To break 80 on a regular basis, you need to keep your drives in the short grass. Just two or three more missed fairways can mean the difference between shooting 78 or 82. To put the ball in play more consistently, it's important to develop a go-to shot off the tee—either an anti-hook ball flight to avoid trouble on the left, or an anti-slice trajectory to avoid trouble on the right. By eliminating one "bad" side of the fairway, you make the fairway that much larger and easier to hit.
To hit the anti-left ball (i.e., a fade), position the ball forward in your stance (opposite your left armpit) with your feet, knees, hips and shoulders slightly open to the target line and your shoulders fairly level. When viewed from behind, your right forearm should appear above your left, with just a trace of your left arm visible. This setup should produce the shape you want—that is, a ball that starts a few yards left of your target line and then curves gently back toward the centerline of the fairway.

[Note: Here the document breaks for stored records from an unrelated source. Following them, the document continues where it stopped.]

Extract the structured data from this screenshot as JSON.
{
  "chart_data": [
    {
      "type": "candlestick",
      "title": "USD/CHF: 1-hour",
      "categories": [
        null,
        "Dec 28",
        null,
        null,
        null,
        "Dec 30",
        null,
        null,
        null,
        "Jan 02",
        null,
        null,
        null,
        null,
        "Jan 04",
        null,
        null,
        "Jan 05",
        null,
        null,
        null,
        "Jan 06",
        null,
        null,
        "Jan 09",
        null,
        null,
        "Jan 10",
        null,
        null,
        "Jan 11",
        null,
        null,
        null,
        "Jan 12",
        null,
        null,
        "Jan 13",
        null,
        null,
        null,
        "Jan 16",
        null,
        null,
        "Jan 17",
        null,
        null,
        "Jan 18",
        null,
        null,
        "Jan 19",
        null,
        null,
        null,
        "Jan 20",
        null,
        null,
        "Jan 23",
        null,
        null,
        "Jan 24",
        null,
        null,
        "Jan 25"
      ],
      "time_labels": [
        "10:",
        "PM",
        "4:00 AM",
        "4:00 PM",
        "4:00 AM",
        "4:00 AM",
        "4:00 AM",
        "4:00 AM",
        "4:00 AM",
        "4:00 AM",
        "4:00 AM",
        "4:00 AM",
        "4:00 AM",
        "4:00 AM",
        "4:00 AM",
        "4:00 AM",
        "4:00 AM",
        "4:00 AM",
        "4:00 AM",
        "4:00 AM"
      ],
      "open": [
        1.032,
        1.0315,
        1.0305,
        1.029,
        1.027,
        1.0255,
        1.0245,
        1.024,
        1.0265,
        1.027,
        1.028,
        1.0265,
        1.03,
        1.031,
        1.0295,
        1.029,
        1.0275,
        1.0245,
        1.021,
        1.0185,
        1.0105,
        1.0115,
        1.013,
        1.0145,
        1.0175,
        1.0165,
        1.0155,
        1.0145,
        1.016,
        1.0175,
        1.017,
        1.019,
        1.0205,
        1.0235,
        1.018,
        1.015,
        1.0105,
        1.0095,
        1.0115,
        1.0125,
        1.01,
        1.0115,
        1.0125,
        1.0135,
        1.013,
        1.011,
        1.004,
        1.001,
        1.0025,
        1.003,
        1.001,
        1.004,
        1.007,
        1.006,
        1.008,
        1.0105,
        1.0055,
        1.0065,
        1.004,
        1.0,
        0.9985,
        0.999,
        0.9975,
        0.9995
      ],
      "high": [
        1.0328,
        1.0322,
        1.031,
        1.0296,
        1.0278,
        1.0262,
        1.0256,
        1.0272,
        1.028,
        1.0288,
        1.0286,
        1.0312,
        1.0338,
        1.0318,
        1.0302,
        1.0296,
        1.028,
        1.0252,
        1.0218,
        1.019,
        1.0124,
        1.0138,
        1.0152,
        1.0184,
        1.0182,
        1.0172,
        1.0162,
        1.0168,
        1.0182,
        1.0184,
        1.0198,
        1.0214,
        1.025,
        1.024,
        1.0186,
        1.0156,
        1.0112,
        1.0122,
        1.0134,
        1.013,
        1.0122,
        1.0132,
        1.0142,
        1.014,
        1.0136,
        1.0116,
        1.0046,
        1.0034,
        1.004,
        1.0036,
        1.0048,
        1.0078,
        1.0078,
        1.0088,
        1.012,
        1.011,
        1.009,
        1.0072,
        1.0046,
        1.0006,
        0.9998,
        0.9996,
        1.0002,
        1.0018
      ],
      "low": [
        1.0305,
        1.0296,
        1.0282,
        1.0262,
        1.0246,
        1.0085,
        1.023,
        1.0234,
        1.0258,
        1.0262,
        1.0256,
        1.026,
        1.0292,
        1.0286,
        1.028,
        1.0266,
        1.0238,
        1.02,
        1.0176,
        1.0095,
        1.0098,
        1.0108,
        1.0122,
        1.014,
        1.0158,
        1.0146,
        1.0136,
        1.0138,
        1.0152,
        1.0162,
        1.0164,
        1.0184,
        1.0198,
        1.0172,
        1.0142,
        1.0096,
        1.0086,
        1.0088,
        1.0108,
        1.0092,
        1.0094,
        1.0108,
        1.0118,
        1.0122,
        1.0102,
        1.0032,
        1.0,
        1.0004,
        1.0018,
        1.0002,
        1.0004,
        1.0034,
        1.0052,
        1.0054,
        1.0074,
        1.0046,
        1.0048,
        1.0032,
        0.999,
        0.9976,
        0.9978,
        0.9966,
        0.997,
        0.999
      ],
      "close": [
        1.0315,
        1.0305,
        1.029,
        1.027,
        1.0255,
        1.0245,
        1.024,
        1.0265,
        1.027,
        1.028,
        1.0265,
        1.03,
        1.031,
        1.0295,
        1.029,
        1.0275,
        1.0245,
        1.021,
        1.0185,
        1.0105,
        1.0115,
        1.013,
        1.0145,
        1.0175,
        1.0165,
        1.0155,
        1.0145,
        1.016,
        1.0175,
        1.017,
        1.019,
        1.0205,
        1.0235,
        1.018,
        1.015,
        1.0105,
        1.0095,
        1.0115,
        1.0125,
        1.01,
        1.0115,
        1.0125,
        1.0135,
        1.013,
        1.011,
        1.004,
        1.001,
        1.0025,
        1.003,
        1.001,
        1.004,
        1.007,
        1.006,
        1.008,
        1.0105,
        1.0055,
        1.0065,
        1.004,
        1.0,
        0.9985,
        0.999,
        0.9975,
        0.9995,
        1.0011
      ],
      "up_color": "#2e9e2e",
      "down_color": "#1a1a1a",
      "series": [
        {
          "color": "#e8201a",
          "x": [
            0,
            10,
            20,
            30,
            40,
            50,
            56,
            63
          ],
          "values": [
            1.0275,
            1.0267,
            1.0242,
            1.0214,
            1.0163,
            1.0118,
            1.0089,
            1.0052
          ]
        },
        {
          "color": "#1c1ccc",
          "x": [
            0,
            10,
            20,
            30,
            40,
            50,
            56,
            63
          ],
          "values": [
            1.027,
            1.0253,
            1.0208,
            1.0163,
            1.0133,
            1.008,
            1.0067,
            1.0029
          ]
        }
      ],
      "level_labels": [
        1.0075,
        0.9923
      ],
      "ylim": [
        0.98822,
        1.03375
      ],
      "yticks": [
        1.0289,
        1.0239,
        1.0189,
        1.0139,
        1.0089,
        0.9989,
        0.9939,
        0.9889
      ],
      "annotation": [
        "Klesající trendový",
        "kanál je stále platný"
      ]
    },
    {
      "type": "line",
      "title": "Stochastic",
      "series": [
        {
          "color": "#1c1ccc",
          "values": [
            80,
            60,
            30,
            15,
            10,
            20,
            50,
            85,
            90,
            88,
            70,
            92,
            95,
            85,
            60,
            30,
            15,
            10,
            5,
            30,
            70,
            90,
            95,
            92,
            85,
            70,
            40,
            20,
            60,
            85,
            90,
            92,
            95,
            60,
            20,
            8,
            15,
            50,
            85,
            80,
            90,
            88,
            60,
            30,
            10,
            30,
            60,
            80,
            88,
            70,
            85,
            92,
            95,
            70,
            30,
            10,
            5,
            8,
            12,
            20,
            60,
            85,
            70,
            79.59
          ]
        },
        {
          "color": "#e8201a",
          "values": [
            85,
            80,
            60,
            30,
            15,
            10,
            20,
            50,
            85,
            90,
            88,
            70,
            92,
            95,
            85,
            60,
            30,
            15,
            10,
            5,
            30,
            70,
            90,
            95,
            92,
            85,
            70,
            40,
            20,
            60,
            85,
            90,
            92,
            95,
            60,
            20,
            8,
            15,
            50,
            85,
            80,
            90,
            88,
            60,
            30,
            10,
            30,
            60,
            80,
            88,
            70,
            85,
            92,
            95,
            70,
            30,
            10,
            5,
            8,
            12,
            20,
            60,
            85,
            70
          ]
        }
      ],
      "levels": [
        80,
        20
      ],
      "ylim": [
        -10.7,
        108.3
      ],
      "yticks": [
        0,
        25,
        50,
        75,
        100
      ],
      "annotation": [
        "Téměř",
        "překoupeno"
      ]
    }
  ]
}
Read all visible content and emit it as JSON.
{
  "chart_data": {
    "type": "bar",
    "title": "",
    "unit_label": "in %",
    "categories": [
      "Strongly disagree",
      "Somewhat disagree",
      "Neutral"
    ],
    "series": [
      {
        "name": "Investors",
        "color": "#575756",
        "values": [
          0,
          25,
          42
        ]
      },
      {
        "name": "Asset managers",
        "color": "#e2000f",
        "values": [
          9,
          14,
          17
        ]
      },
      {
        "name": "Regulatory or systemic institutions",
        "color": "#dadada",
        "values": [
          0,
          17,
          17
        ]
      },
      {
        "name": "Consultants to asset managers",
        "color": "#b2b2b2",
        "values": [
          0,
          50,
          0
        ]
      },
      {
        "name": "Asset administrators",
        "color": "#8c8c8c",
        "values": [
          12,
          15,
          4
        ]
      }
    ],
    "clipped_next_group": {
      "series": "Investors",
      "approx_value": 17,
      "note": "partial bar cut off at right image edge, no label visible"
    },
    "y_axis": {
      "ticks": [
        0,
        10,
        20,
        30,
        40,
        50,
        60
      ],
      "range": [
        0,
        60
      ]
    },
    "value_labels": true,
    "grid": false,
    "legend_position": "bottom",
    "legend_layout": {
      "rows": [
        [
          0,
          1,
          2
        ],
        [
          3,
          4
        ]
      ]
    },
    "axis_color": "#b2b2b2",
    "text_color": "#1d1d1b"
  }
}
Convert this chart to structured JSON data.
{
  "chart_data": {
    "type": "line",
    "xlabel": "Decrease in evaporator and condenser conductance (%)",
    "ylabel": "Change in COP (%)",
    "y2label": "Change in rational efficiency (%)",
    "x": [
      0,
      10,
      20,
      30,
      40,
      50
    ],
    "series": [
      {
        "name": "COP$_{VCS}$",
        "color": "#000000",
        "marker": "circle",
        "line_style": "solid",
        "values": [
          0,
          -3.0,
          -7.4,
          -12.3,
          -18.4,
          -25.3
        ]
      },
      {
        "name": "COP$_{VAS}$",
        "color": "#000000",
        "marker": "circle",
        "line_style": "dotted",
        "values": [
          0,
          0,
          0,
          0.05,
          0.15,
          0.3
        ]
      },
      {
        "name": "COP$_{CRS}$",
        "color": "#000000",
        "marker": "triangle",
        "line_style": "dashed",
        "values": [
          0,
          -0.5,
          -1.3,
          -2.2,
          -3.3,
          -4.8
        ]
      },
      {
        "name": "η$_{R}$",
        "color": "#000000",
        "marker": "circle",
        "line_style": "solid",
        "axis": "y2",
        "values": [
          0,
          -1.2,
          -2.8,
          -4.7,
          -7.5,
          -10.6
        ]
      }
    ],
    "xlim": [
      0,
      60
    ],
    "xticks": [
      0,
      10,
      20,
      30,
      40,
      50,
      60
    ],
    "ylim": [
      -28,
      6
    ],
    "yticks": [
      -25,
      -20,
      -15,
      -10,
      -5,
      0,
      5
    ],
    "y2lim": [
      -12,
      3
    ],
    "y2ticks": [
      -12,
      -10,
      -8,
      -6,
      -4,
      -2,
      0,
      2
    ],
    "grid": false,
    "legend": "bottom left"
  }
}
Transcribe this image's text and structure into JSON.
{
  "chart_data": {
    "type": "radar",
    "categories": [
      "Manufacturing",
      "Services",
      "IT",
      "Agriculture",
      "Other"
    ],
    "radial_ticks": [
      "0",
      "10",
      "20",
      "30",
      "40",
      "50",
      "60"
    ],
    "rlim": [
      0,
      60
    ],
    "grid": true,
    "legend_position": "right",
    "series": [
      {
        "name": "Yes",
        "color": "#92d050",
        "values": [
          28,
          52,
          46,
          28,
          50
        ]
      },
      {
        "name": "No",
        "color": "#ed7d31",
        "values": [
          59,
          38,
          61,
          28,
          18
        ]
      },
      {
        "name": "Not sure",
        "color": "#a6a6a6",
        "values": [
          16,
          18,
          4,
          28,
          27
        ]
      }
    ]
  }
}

To hit the anti-right ball (i.e., a draw), position the ball just forward of center in your stance, with your body slightly closed to the target line. When viewed from behind, your right shoulder should appear lower than your left, with a good chunk of your left forearm clearly visible. This setup promotes a swing direction that's more to the right, producing a ball flight that starts to the right of your target line and curves gently back to the left.
DRILL: DON'T CROSS THE LINE
Here's a great exercise to help you groove a go-to shot. At the practice range, take 10 balls and pick out a target in the distance to use as your centerline. The goal, depending on your preferred shot shape, is to start the ball left or right of the centerline and work it toward the middle of the fairway—without crossing the centerline. So if your go-to shot is a draw, you want the ball to curve from right to left without crossing into the left side of the fairway. Keep at it until you can hit seven of 10 tee shots into the correct area.